Depuis le début du mois d’août, les discussions entre la direction et les employés sont au point mort, suite au refus des syndicats de valider le plan de sauvegarde de l’emploi (PSE).
Depuis près de trois mois, des centaines de salariés d’ExxonMobil sont en grève à Port-Jérôme-sur-Seine, près du Havre, en Seine-Maritime. La direction a annoncé en avril dernier son intention de fermer l’activité « chimie » du site, qui emploie 659 personnes, la plupart à Port-Jérôme-sur-Seine. Les négociations avec les syndicats ont été tendues, et en août, ces derniers ont rejeté le plan de sauvegarde de l’emploi proposé par la direction. Ils réclament de meilleures mesures d’accompagnement pour les salariés licenciés. Depuis, le dialogue est au point mort.
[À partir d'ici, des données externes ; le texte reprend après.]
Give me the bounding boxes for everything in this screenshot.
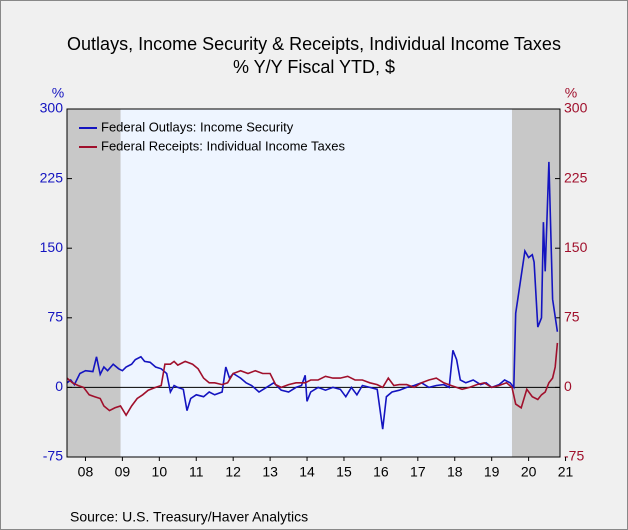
y-axis-label: % bbox=[52, 85, 64, 101]
source: Source: U.S. Treasury/Haver Analytics bbox=[70, 509, 308, 525]
legend-label: Federal Receipts: Individual Income Taxe… bbox=[101, 138, 345, 153]
y2-axis-label: % bbox=[565, 85, 577, 101]
y2-tick-label: -75 bbox=[564, 448, 584, 464]
x-tick-label: 17 bbox=[410, 464, 426, 480]
plot-border bbox=[66, 108, 561, 458]
x-tick-label: 21 bbox=[558, 464, 574, 480]
chart-subtitle: % Y/Y Fiscal YTD, $ bbox=[233, 57, 395, 77]
x-tick-label: 16 bbox=[373, 464, 389, 480]
y2-tick-label: 75 bbox=[564, 309, 580, 325]
y2-tick-label: 300 bbox=[564, 100, 588, 116]
x-tick-label: 09 bbox=[115, 464, 131, 480]
x-tick-label: 19 bbox=[484, 464, 500, 480]
x-tick-label: 20 bbox=[521, 464, 537, 480]
x-tick-label: 11 bbox=[189, 464, 204, 480]
x-tick-label: 12 bbox=[225, 464, 241, 480]
x-tick-label: 08 bbox=[78, 464, 94, 480]
y2-tick-label: 150 bbox=[564, 239, 588, 255]
y2-tick-label: 0 bbox=[564, 378, 572, 394]
series-line bbox=[66, 342, 559, 417]
x-tick-label: 18 bbox=[447, 464, 463, 480]
x-tick-label: 15 bbox=[336, 464, 352, 480]
x-tick-label: 10 bbox=[152, 464, 168, 480]
y-tick-label: -75 bbox=[43, 448, 63, 464]
plot-area bbox=[67, 109, 560, 457]
y2-tick-label: 225 bbox=[564, 169, 588, 185]
y-tick-label: 300 bbox=[40, 100, 64, 116]
y-tick-label: 75 bbox=[47, 309, 63, 325]
recession-shade bbox=[67, 109, 121, 457]
series-line bbox=[66, 161, 559, 430]
chart-title: Outlays, Income Security & Receipts, Ind… bbox=[67, 34, 561, 54]
y-tick-label: 0 bbox=[55, 378, 63, 394]
x-tick-label: 14 bbox=[299, 464, 315, 480]
legend-label: Federal Outlays: Income Security bbox=[101, 119, 294, 134]
y-tick-label: 150 bbox=[40, 239, 64, 255]
y-tick-label: 225 bbox=[40, 169, 64, 185]
x-tick-label: 13 bbox=[262, 464, 278, 480]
Malgré la grève, les salariés se relaient pour surveiller le site, classé Seveso, 24 heures sur 24. Sur les banderoles, on peut lire des messages de protestation contre la fermeture. Certains salariés, comme Cyril, travaillent depuis des décennies chez Exxon et se retrouvent désormais dans l’incertitude quant à leur avenir.
La décision de fermeture est justifiée par la direction d’Exxon par les pertes financières et le manque de compétitivité de l’activité chimie, en raison des prix élevés de l’énergie en France. Le plan de sauvegarde de l’emploi proposé représente 153 millions d’euros, mais les syndicats le jugent insuffisant. Ils dénoncent une politique du chèque qui ne prend pas en compte les conséquences sociales pour les salariés licenciés.
Selon la CGT, près de 3 000 emplois seront directement ou indirectement menacés dans le bassin normand. Des entreprises sous-traitantes dans divers secteurs seront impactées, ce qui pourrait avoir des répercussions importantes sur l’économie locale. La direction d’ExxonMobil présentera son projet à la Direction régionale du travail, faute d’accord avec les syndicats. Le ministère de l’Industrie sortant assure poursuivre les échanges avec toutes les parties concernées pour trouver une issue à cette situation délicate.